O ARAUTO: PERIÓDICO DOS ALUNOS DO COLÉGIO PEDRO II (1931)

Gabriel Rodrigues Daumas Marques1

Introdução

O Colégio dos Órfãos de São Pedro foi fundado em 1733. Seis anos depois, foi

transformado em Seminário de São Joaquim. Estava situado na Av. Marechal Floriano, no

centro da cidade do Rio de Janeiro. No dia 2 de dezembro de 1837, o ministro interino do

Império Bernardo Pereira de Vasconcelos fundava o Imperial Colégio de Pedro II, sendo o

primeiro colégio de instrução secundária do Brasil, que trazia como objetivos fortalecer o

Estado e formar a nação brasileira. Aos seus formandos era conferido o grau de Bacharel em

Letras, sendo os mesmos preparados para ingressar nos cursos superiores sem a necessidade

de prestar os exames das matérias preparatórias (Andrade, 1999; Silva, 2009).

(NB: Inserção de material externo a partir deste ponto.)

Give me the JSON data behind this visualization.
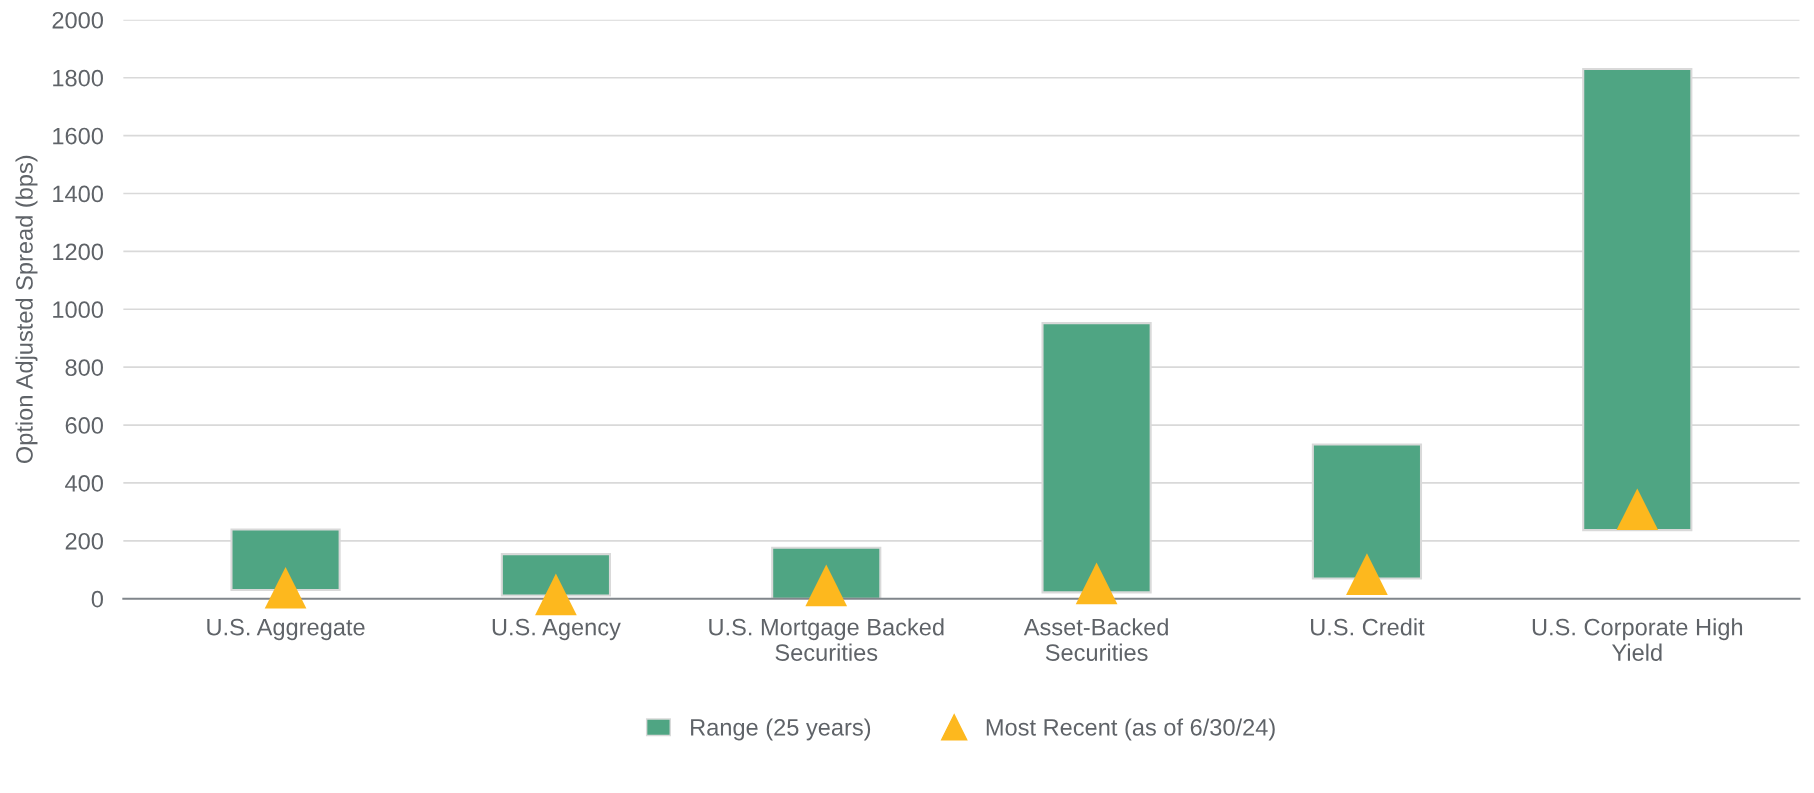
{
  "chart_data": {
    "type": "bar",
    "ylabel": "Option Adjusted Spread (bps)",
    "categories": [
      "U.S. Aggregate",
      "U.S. Agency",
      "U.S. Mortgage Backed\nSecurities",
      "Asset-Backed\nSecurities",
      "U.S. Credit",
      "U.S. Corporate High\nYield"
    ],
    "series": [
      {
        "name": "Range (25 years)",
        "color": "#4fa583",
        "base": [
          30,
          11,
          0,
          22,
          70,
          237
        ],
        "values": [
          209,
          143,
          176,
          930,
          463,
          1593
        ]
      },
      {
        "name": "Most Recent (as of 6/30/24)",
        "color": "#fdb81e",
        "type": "scatter",
        "marker": "triangle",
        "values": [
          38,
          15,
          46,
          53,
          85,
          309
        ]
      }
    ],
    "ylim": [
      0,
      2000
    ],
    "yticks": [
      0,
      200,
      400,
      600,
      800,
      1000,
      1200,
      1400,
      1600,
      1800,
      2000
    ],
    "grid": "y",
    "legend": "bottom"
  }
}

O Brasil passava, durante as primeiras décadas do século XX, por um período

histórico relacionado à materialização do ideário republicano. Nesse período, valores eram

difundidos para garantir um projeto que consolidasse o Estado Republicano e fortalecesse

grupos políticos em ascensão. Andrade (1999) considera que, enquanto o Estado atuava como

agente, a instituição educacional funcionava como instrumento ao formar quadros da política

e da cultura. Os quadros formados eram direcionados para ocupar postos de alta

administração assim como demais postos do funcionalismo público e/ou da gerência de

setores secundários, terciários e militares.

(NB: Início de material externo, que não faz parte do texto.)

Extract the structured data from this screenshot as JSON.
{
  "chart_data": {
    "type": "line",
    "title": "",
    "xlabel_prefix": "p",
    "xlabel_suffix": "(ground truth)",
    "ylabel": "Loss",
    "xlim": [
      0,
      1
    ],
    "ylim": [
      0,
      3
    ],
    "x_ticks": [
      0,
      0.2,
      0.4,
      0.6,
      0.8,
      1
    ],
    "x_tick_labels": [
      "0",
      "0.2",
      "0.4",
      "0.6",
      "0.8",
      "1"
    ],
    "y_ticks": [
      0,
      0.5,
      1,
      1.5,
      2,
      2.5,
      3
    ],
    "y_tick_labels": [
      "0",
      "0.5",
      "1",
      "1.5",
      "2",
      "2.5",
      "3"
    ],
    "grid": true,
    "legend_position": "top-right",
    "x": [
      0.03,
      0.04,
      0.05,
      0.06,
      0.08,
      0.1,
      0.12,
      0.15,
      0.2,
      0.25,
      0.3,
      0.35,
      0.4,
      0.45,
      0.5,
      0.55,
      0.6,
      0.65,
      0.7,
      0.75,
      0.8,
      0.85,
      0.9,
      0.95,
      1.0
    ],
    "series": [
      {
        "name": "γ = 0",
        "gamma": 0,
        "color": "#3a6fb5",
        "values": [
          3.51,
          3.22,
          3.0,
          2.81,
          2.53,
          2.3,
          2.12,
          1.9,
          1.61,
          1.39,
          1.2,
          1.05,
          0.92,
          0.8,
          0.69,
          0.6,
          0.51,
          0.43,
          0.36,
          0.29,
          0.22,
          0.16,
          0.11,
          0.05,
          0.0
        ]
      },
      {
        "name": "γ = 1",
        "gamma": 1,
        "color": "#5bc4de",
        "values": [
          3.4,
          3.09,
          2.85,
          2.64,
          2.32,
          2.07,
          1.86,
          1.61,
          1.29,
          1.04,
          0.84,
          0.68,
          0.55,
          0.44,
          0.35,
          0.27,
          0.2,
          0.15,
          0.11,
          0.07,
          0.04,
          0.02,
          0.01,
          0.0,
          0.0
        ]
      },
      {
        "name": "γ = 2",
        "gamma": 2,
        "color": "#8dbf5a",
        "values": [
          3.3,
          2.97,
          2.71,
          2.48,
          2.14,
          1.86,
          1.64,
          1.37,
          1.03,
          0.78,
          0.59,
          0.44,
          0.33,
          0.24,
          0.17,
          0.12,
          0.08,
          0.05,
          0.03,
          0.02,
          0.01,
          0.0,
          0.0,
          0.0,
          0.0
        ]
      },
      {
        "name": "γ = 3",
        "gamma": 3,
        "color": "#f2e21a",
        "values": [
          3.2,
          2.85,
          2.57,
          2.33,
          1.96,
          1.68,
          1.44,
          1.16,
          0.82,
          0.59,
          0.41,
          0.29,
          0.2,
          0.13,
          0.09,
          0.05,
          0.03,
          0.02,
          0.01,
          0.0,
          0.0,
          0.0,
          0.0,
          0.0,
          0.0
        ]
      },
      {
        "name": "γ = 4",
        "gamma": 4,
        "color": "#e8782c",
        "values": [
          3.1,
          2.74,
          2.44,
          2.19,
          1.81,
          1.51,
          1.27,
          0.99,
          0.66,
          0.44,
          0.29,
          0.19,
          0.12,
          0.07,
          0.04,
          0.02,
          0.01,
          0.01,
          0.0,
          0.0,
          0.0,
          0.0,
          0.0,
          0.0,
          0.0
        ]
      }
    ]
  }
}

O contexto político pelo qual passava o país possui relações próximas com o cotidiano

da escola. Pautando-nos pela contribuição de Julia (2001), concordamos que a cultura

escolar deve ser problematizada levando em consideração as relações conflituosas ou

pacíficas mantidas com as demais culturas que lhe são contemporâneas. Além disso, o autor

destaca que este conceito de cultura escolar, com o qual trabalharemos, pode ser descrito

“como um conjunto de normas que definem conhecimentos a ensinar e condutas a inculcar, e

um conjunto de práticas que permitem a transmissão desses conhecimentos e a incorporação

desses comportamentos” (JULIA, 2001, p. 10, grifos meus). Discutimos, portanto, na cultura

escolar do Colégio Pedro II (CPII), o processo de formação de parte das elites responsáveis

1 Mestre em Educação pela Universidade Federal do Rio de Janeiro. Professor da Educação Básica, Técnica e Tecnológica do Instituto Federal Fluminense, campus Quissamã. E-Mail: <[email protected]>.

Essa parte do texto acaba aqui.